それがイニシエーションの出発点になるわけだが、ルーカスがどう変貌を遂げるのかを見ていく前に、現代におけるイニシエーションについて確認しておきたい。
心理学者の河合隼雄は以下のように書いている。「近代社会においては、イニシエーションの儀式を喪失してしまったので、集団として、決められた日に子どもが成人になるということができぬため、個々の人間がそれぞれイニシエーションを体験しなくてはならない。ところが、それが作用しない一群の人々がいるのである」。さらに、哲学者/宗教学者の鎌田東二は、同様のことを以下のように表現している。「子どもが大人になるということ、そして一個の人格が理想的な形態に向上・成長し、変身・変容していくことについて、戦後社会は完全にモデルと方法を喪失し、“イニシエーションなき社会”になってしまったのだ」
もしタイで休暇を過ごすこの一家に何事も起こらなければ、おそらくルーカスはそんなイニシエーションなき社会を生きていくことになっていただろう。しかしだからといって、災害に巻き込まれ、危機的な状況を乗り越えれば大人になるというものでもない。
そういう意味で、この映画と対比してみたくなるのが、ほとんど無名のベン・ザイトリンが監督し、アカデミー賞で主要4部門にノミネートされて話題になった『ハッシュパピー バスタブ島の少女』だ。
この作品はファンタジーのように見えながら、実際にそんな伝承があるのではないかと思われるイニシエーションの世界が埋め込まれている。
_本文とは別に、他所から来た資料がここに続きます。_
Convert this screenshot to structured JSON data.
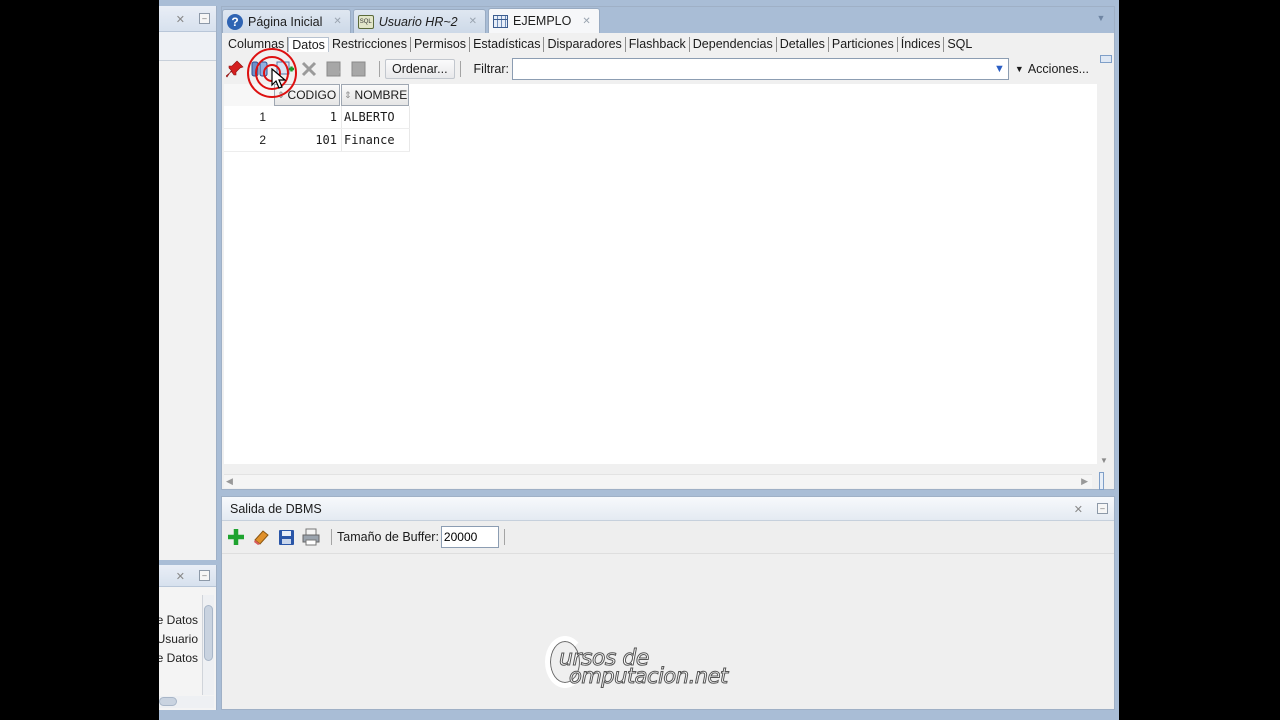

ヒロインの少女が暮らす低地がハリケーンで水没しかけ、しかも唯一の家族である父親が重病で死にかけていると知ったとき、少女は不在の母親がいると信じる場所に向かって海を泳いでいく。そして現実とは隔てられた不思議な場所で、象徴的な死者との交感を通して強靭な生命力を獲得し、現実の世界に戻ってくる。
かつて存在したイニシエーションでは、現実と隔てられ、死や死者と身近に接するような他界が重要になる。そんな空間をくぐり抜け、子供は大人になるのだ。
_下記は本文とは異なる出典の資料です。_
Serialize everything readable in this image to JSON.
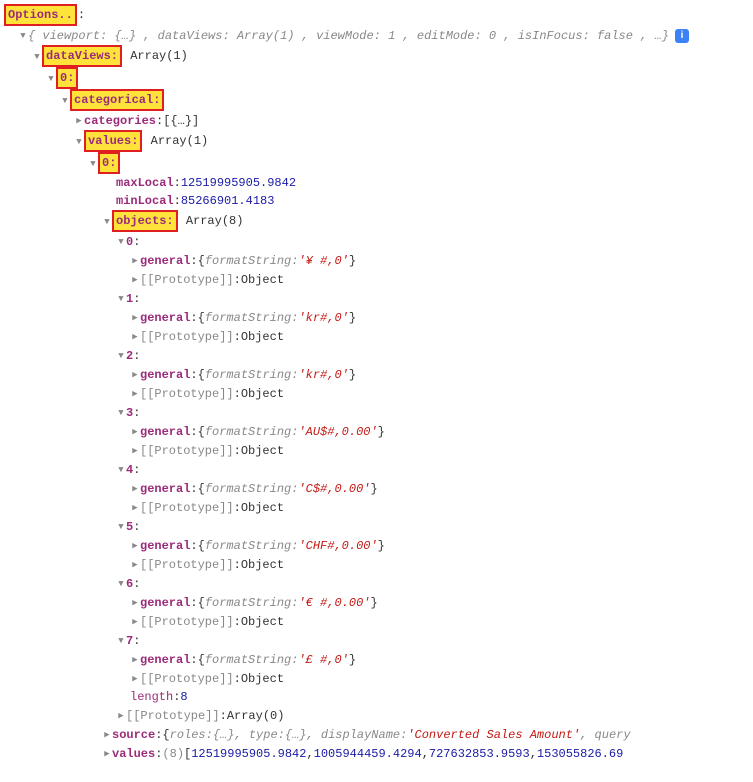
{
  "options_label": "Options..",
  "root_summary": {
    "viewport_key": "viewport: ",
    "viewport_val": "{…}",
    "dataViews_key": ", dataViews: ",
    "dataViews_val": "Array(1)",
    "viewMode_key": ", viewMode: ",
    "viewMode_val": "1",
    "editMode_key": ", editMode: ",
    "editMode_val": "0",
    "isInFocus_key": ", isInFocus: ",
    "isInFocus_val": "false",
    "tail": ", …}"
  },
  "info_badge": "i",
  "dataViews": {
    "label": "dataViews:",
    "type": "Array(1)",
    "idx0": "0:",
    "categorical": {
      "label": "categorical:",
      "categories_key": "categories",
      "categories_val": "[{…}]",
      "values": {
        "label": "values:",
        "type": "Array(1)",
        "idx0": "0:",
        "maxLocal_key": "maxLocal",
        "maxLocal_val": "12519995905.9842",
        "minLocal_key": "minLocal",
        "minLocal_val": "85266901.4183",
        "objects": {
          "label": "objects:",
          "type": "Array(8)",
          "items": [
            {
              "idx": "0",
              "general_key": "general",
              "fs_key": "formatString: ",
              "fs": "'¥ #,0'",
              "proto_key": "[[Prototype]]",
              "proto_val": "Object"
            },
            {
              "idx": "1",
              "general_key": "general",
              "fs_key": "formatString: ",
              "fs": "'kr#,0'",
              "proto_key": "[[Prototype]]",
              "proto_val": "Object"
            },
            {
              "idx": "2",
              "general_key": "general",
              "fs_key": "formatString: ",
              "fs": "'kr#,0'",
              "proto_key": "[[Prototype]]",
              "proto_val": "Object"
            },
            {
              "idx": "3",
              "general_key": "general",
              "fs_key": "formatString: ",
              "fs": "'AU$#,0.00'",
              "proto_key": "[[Prototype]]",
              "proto_val": "Object"
            },
            {
              "idx": "4",
              "general_key": "general",
              "fs_key": "formatString: ",
              "fs": "'C$#,0.00'",
              "proto_key": "[[Prototype]]",
              "proto_val": "Object"
            },
            {
              "idx": "5",
              "general_key": "general",
              "fs_key": "formatString: ",
              "fs": "'CHF#,0.00'",
              "proto_key": "[[Prototype]]",
              "proto_val": "Object"
            },
            {
              "idx": "6",
              "general_key": "general",
              "fs_key": "formatString: ",
              "fs": "'€ #,0.00'",
              "proto_key": "[[Prototype]]",
              "proto_val": "Object"
            },
            {
              "idx": "7",
              "general_key": "general",
              "fs_key": "formatString: ",
              "fs": "'£ #,0'",
              "proto_key": "[[Prototype]]",
              "proto_val": "Object"
            }
          ],
          "length_key": "length",
          "length_val": "8",
          "proto_key": "[[Prototype]]",
          "proto_val": "Array(0)"
        },
        "source": {
          "key": "source",
          "roles_key": "roles: ",
          "roles_val": "{…}",
          "type_key": ", type: ",
          "type_val": "{…}",
          "dn_key": ", displayName: ",
          "dn_val": "'Converted Sales Amount'",
          "tail": ", query"
        },
        "values_arr": {
          "key": "values",
          "count": "(8)",
          "v0": "12519995905.9842",
          "v1": "1005944459.4294",
          "v2": "727632853.9593",
          "v3": "153055826.69"
        }
      }
    }
  },
  "glyphs": {
    "open_brace": "{",
    "close_brace": "}",
    "open_bracket": "[",
    "comma": ", ",
    "colon": ": "
  }
}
『インポッシブル』で津波が去ったあとの世界は、ルーカスにとってこの他界に近い。子供に戻った彼は、母親が収容された病院で、別れ別れになった家族を結びつけることで新たな次元に踏み出す。さらに、母親が衰弱し、ベッドから姿を消してしまったときには、一人で生と死の世界と向き合い、行動することを余儀なくされる。母親に二度と一人にしないでと懇願した子供は、そんなふうにして自立を遂げていく。そして、途中ではぐれてしまったダニエルの無事を確認することが、他界での経験を決定的なものにする。エピローグとなる飛行機の機内で、現実の世界に回帰し、母親に大切なことを伝えるルーカスは、これまでとは違う大人の顔をしているといっていいだろう。